The ISO/IEC 30107 standard series defines presentation attack detection (PAD) requirements and testing methodology. ISO 30107-3 specifies the biometric evaluation methodology including attack presentation classification error rates (APCER) and bona fide presentation classification error rates (BPCER).

rPPG-based methods are listed as a Category 2 (software-based) PAD mechanism. Most production systems combine rPPG with Challenge-Response tests (instruct the user to perform specific head movements or expressions) for higher assurance.

Related Resources

• rPPG Algorithms Deep Dive — how rPPG extraction works
• Facial PPG Signal Extraction — signal extraction from face regions
• rPPG Privacy Considerations — ethical context for rPPG deployment
• PPG Deep Learning Heart Rate — ML approaches in PPG
• PPG Explainable AI Interpretability — interpretable ML for physiological signals

Frequently Asked Questions

Can rPPG detect if a face is a deepfake? rPPG can help detect some deepfakes by looking for the physiological blood volume pulse signal. However, advanced deepfakes with synthetically generated rPPG signals can potentially defeat simple rPPG-based detectors. Multi-modal approaches combining rPPG with depth and motion signals are more robust.

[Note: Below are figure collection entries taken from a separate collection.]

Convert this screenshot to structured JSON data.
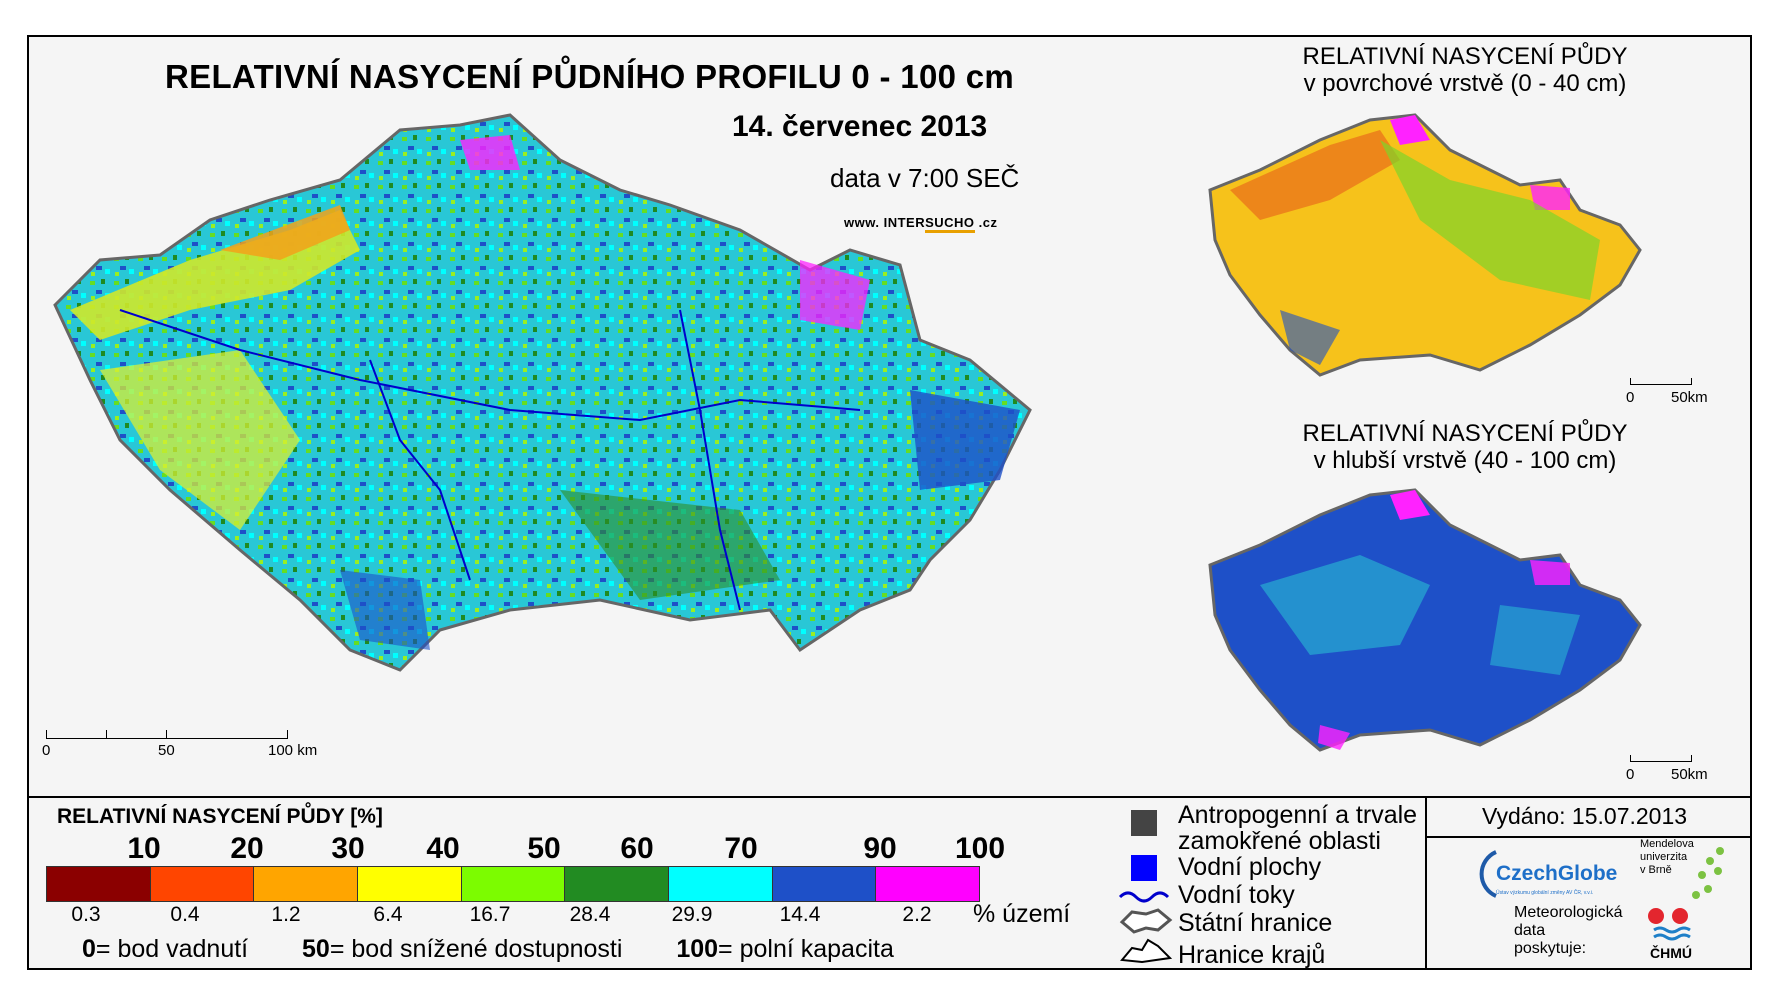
{
  "header": {
    "title": "RELATIVNÍ NASYCENÍ PŮDNÍHO PROFILU 0 - 100 cm",
    "date": "14. červenec 2013",
    "data_time": "data v 7:00 SEČ",
    "site_prefix": "www. INTER",
    "site_highlight": "SUCHO",
    "site_suffix": " .cz"
  },
  "inset_top": {
    "title_line1": "RELATIVNÍ NASYCENÍ PŮDY",
    "title_line2": "v povrchové vrstvě (0 - 40 cm)",
    "scale_0": "0",
    "scale_50": "50km"
  },
  "inset_bottom": {
    "title_line1": "RELATIVNÍ NASYCENÍ PŮDY",
    "title_line2": "v hlubší vrstvě (40 - 100 cm)",
    "scale_0": "0",
    "scale_50": "50km"
  },
  "main_scale": {
    "label_0": "0",
    "label_50": "50",
    "label_100": "100 km"
  },
  "legend": {
    "title": "RELATIVNÍ NASYCENÍ PŮDY [%]",
    "thresholds": [
      "10",
      "20",
      "30",
      "40",
      "50",
      "60",
      "70",
      "90",
      "100"
    ],
    "colors": [
      "#8b0000",
      "#ff4500",
      "#ffa500",
      "#ffff00",
      "#7cfc00",
      "#228b22",
      "#00ffff",
      "#1e50c8",
      "#ff00ff"
    ],
    "territory_pct": [
      "0.3",
      "0.4",
      "1.2",
      "6.4",
      "16.7",
      "28.4",
      "29.9",
      "14.4",
      "2.2"
    ],
    "territory_label": "% území",
    "footnote": {
      "v0": "0",
      "t0": "= bod vadnutí",
      "v50": "50",
      "t50": "= bod snížené dostupnosti",
      "v100": "100",
      "t100": "= polní kapacita"
    }
  },
  "map_legend": {
    "anthropogenic_line1": "Antropogenní a trvale",
    "anthropogenic_line2": "zamokřené oblasti",
    "water_bodies": "Vodní plochy",
    "rivers": "Vodní toky",
    "state_border": "Státní hranice",
    "region_border": "Hranice krajů",
    "colors": {
      "anthropogenic": "#444444",
      "water": "#0000ff",
      "river": "#0000cc"
    }
  },
  "issued": "Vydáno: 15.07.2013",
  "logos": {
    "czechglobe": "CzechGlobe",
    "czechglobe_sub": "Ústav výzkumu globální změny AV ČR, v.v.i.",
    "mendel_l1": "Mendelova",
    "mendel_l2": "univerzita",
    "mendel_l3": "v Brně",
    "meteo_l1": "Meteorologická",
    "meteo_l2": "data",
    "meteo_l3": "poskytuje:",
    "chmu": "ČHMÚ"
  }
}
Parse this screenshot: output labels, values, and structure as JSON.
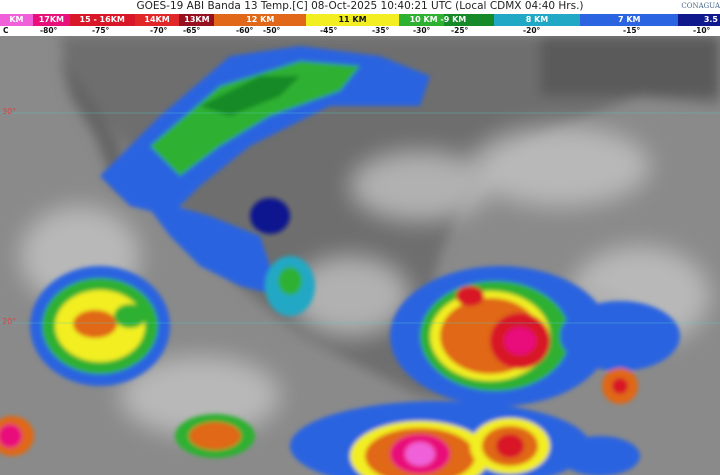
{
  "header": {
    "title": "GOES-19 ABI Banda 13 Temp.[C] 08-Oct-2025 10:40:21 UTC (Local CDMX  04:40 Hrs.)",
    "logo_text": "CONAGUA"
  },
  "legend": [
    {
      "label": "KM",
      "color": "#f060d8"
    },
    {
      "label": "17KM",
      "color": "#e8107a"
    },
    {
      "label": "15 - 16KM",
      "color": "#d81828"
    },
    {
      "label": "14KM",
      "color": "#e02828"
    },
    {
      "label": "13KM",
      "color": "#961020"
    },
    {
      "label": "12 KM",
      "color": "#e06818"
    },
    {
      "label": "11 KM",
      "color": "#f2ee22"
    },
    {
      "label": "10 KM - ",
      "color": "#2eb030"
    },
    {
      "label": "9 KM",
      "color": "#168a28"
    },
    {
      "label": "8 KM",
      "color": "#20a8c4"
    },
    {
      "label": "7 KM",
      "color": "#2a64e0"
    },
    {
      "label": "3.5",
      "color": "#10188e"
    }
  ],
  "temperatures": [
    "C",
    "-80°",
    "-75°",
    "-70°",
    "-65°",
    "-60°",
    "-50°",
    "-45°",
    "-35°",
    "-30°",
    "-25°",
    "-20°",
    "-15°",
    "-10°"
  ],
  "map": {
    "latitude_labels": [
      "30°",
      "20°"
    ],
    "grid_color": "#4fd0d0"
  }
}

How does rPPG liveness detection work? The system analyzes subtle color changes in face video to detect the periodic signal from blood pumping through facial blood vessels. Live faces show this heartbeat signal; printed photos, screen replays, and most masks don't — or show spectrally incorrect imitations.

Can a screen showing a face fool rPPG liveness detection? A plain screen showing face video will not show the correct rPPG spectral pattern. However, a sophisticated adversary could modulate a screen's backlight at realistic cardiac frequencies, partially defeating simple rPPG detectors. This requires deliberate effort and knowledge of the detection method.

Is rPPG liveness detection FDA approved? rPPG liveness detection is not separately FDA regulated — it's a security/biometric function rather than a medical device. For medical vital signs measurement from cameras, FDA 510(k) clearance is typically required.

What attacks can defeat rPPG-based liveness detection? rPPG-modulated deepfakes, adversarial illumination modulation, and (theoretically) vasculature-mimicking silicone masks can defeat rPPG detectors. In practice, the most sophisticated current attacks are rPPG-aware deepfakes. Real-world deployments combine rPPG with depth, challenge-response, and other modalities.